Hi,
I wanted to combine multiple large datasets and do some processing on them. for example one of them is OSCAR Dataset. I thought of loading this dataset on a VM(for example EC2) and then saving each record on cloud storage like S3 buckets. But for multiple large datasets(~200GB of text), this procedure will cost both money and time.
I wanted to know if is there a better way to do this.
Thanks
So with some search and testing, I found a solution that looks good so sharing it here:
How to download/transfer HF dataset to S3 bucket
Imports:
from botocore.session import Session
import s3fs
from datasets import load_dataset_builder
First enter your credentials(AWS Access Key ID, AWS Secret Access Key):
storage_options = {"key": "XXX",
"secret": "XXX"}
Then instantiate a boto session
s3_session = Session(profile="your_profile_name")
storage_options = {"session": s3_session}
Heads UP!
to create profile name enter this command
aws configure --profile "your_profile_name"
After that create file system
fs = s3fs.S3FileSystem(**storage_options)
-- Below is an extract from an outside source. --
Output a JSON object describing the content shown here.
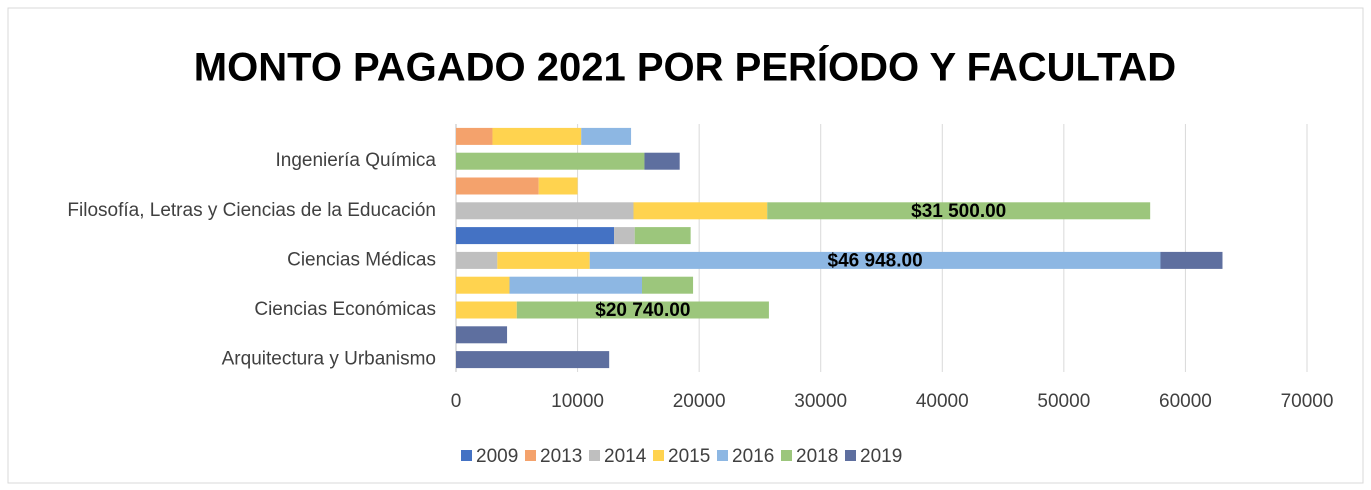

and then download your data set in a bucket of S3:
builder = load_dataset_builder("your dataset id")
output_dir = "s3://path/to/the/bucket/"
builder.download_and_prepare(output_dir, storage_options=storage_options, file_format="parquet")
Ref:
HF Cloud storage
1 Like
Hi! I’m trying to work with this code from Datalore (jupyter notebook service like Colab), and have issues with AWS profile:
/usr/bin/sh: 1: aws: not found
Do you know how to fix it? Maybe I should set up my AWS profile or bucket somehow?